It’s Out Of Control
By
Leonard Zwelling
https://www.nytimes.com/2022/07/15/opinion/doctors-roe-v-wade-ohio-10-year-old.html
https://www.nytimes.com/2022/07/14/opinion/philippines-marcos.html?searchResultPosition=1
One of the criticisms I get about my writing is people saying the blogs are depressing even when these readers agree with the positions I take.
Sorry about that, but I just call them as I see them.
In The New York Times on July 16, three op-eds caught my eye as being indicative of what’s going on in the world and how out of control the world seems to be spinning.
The first piece is about the Ob-Gyn doc from Indiana who performed an abortion on a ten-year old from Ohio who had been impregnated during a rape and who could not obtain an abortion legally in Ohio due to its strict laws. The doctor’s name is Caitlin Bernard and she is now under investigation in Indiana by that state’s attorney general. She was also attacked in the press, particularly the right-wing press, which did not believe her story. Then the rapist confessed proving that the good doctor was right all along. Even The Wall Street Journal is quoted as having said Dr. Caitliin’s story was a “fanciful tale.” Well, it was all true. As her colleague Dr. Tracey A. Wilkinson noted in the op-ed: “doctors have sworn to do no harm. Clearly, many of those in power have not.” All this example shows is the narrow-mindedness and short-sightedness of the Supreme Court and Red state legislatures who are formulating laws that will really damage people. Both the Supreme Court and these legislatures are indeed out of control.

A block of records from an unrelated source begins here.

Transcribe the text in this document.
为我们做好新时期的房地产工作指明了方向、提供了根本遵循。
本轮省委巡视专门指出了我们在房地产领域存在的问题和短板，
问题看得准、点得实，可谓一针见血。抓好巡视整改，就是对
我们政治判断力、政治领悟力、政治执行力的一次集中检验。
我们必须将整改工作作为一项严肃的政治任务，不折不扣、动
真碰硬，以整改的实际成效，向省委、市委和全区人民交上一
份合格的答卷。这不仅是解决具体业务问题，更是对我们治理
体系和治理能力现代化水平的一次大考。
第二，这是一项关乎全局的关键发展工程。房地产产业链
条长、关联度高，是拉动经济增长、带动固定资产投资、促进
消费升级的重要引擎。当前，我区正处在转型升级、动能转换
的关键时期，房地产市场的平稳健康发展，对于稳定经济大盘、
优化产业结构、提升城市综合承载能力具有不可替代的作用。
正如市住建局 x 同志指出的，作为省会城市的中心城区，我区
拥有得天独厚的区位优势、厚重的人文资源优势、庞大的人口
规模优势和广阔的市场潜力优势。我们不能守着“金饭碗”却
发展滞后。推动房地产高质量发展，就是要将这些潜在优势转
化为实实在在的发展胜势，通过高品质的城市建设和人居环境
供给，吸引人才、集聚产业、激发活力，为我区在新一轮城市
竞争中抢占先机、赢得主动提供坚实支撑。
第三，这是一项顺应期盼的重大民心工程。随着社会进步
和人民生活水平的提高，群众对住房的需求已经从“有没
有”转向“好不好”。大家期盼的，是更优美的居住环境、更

In the second essay, Jesse Wegman discusses the uptick in gerrymandering that is undermining our representative government. Both Red state legislatures and those in Blue states are doing it, but some of the states are at least appointing independent boards to redistrict after the census. Just as the Supreme Court is placing the opinions of five individuals above the well-being and beliefs of the majority of Americans, partisan legislatures are doing everything in their power to hold on to power a la Donald Trump. That’s not the government the Founding Fathers had planned. It’s time for the Congress to pass legislation that prevents the redrawing of congressional districts to minimize the power of a voting group whether along racial, gender, or political lines. The easiest answer is to draw all congressional districts as quadrilaterals independent of who lives where. Make a grid and move on.

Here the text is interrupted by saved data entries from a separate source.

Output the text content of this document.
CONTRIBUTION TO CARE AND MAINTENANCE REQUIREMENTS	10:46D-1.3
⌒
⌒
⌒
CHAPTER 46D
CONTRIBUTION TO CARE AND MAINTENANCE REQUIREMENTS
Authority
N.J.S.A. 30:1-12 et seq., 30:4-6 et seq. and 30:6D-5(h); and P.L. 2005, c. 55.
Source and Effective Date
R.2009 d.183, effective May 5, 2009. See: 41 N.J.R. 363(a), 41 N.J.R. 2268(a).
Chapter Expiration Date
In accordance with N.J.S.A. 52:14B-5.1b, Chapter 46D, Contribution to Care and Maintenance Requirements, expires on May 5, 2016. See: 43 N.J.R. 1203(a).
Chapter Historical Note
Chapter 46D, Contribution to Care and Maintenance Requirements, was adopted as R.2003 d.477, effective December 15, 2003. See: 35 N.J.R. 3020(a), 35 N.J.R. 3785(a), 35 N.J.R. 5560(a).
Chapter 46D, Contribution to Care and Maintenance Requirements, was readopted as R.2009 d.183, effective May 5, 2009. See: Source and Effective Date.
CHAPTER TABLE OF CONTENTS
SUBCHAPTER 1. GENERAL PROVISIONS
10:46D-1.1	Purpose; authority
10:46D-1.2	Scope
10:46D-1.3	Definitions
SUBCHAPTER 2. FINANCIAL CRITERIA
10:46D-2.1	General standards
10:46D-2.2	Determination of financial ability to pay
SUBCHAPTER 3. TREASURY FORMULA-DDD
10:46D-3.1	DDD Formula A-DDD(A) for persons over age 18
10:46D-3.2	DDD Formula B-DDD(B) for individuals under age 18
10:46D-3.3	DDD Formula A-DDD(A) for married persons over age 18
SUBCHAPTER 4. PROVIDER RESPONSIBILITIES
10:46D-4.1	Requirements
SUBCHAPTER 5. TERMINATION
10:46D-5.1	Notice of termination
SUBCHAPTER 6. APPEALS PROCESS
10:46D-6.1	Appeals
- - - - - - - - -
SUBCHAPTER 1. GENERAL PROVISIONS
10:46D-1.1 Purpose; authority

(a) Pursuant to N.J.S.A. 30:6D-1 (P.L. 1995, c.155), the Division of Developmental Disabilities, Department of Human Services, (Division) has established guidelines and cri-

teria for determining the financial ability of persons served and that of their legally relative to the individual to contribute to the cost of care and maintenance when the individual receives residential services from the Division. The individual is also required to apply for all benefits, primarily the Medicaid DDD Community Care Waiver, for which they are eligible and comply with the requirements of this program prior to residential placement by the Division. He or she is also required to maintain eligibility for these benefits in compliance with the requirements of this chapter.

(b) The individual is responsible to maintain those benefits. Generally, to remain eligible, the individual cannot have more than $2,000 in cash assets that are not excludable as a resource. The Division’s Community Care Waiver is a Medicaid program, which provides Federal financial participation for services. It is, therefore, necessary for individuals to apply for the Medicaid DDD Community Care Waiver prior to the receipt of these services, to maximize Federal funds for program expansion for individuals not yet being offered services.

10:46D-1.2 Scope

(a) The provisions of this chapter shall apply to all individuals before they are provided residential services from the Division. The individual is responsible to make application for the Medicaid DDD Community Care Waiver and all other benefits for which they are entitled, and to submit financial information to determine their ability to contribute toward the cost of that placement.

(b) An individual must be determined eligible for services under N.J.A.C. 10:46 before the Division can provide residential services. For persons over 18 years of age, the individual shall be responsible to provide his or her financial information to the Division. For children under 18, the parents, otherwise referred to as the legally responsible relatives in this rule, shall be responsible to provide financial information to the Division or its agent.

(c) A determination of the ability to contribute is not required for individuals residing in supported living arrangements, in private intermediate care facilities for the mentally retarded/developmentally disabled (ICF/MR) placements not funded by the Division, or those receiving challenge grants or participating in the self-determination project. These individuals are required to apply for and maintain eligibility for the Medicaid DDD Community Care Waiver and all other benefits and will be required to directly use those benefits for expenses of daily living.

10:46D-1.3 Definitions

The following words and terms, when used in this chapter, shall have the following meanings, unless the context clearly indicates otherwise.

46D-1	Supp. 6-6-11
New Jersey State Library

Finally, there’s a lot of false nostalgia going on right now where people are claiming how great things were in the past and how much better off we would be if we returned to those times. These are reactionary thoughts often and not always based on reality. The example given in the third piece is of the Philippines which just elected Ferdinand Marcos Jr to the presidency despite the dreadful record of his father and mother. Apparently neither truth nor accountability for past sins were part of his campaign rhetoric. Often when people are desperate, they seek to return to the bad old days that they remember as good. The Marcos Sr days in the Philippines were not good. Remember his mother’s shoe collection?

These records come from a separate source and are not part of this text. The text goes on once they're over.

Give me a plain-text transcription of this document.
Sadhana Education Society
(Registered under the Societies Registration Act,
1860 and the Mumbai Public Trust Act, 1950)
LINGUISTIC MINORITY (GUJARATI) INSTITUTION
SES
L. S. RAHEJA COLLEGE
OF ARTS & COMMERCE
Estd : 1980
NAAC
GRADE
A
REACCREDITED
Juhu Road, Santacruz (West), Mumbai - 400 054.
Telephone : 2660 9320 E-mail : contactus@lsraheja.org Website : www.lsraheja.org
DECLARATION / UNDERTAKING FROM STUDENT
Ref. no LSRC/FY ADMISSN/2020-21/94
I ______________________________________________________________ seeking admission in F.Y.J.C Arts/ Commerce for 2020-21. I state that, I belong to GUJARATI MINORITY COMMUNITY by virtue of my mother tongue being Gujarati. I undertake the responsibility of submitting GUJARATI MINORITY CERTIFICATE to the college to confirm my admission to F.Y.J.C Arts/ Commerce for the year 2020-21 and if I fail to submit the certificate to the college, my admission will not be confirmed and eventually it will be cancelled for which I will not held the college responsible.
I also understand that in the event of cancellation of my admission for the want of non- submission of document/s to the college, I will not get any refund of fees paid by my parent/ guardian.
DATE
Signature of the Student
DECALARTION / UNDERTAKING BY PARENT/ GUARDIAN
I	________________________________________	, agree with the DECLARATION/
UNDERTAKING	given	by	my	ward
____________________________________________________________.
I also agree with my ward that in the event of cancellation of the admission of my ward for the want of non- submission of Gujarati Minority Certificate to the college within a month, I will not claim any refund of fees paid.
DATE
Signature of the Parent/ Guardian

That being said, there are some elements of the past worthy of preserving. I am thinking of MD Anderson now with a deep history of academic excellence, superb patient care, and a faculty-led campaign against malignant diseases. The concept behind One MD Anderson that suggests that the faculty are indistinguishable from the rest of the staff at Anderson is not one to which I espouse.
In a world where an old man runs against another old man for President of the United States, where one seems to be cognitively challenged and the other is a egomaniacal TV star who wishes to become a dictator, one cannot help but think things are out of control. I just wish I could formulate a way to get the adults back in charge. Maybe, we need some younger folks as leaders, and none of them with a last name of Junior.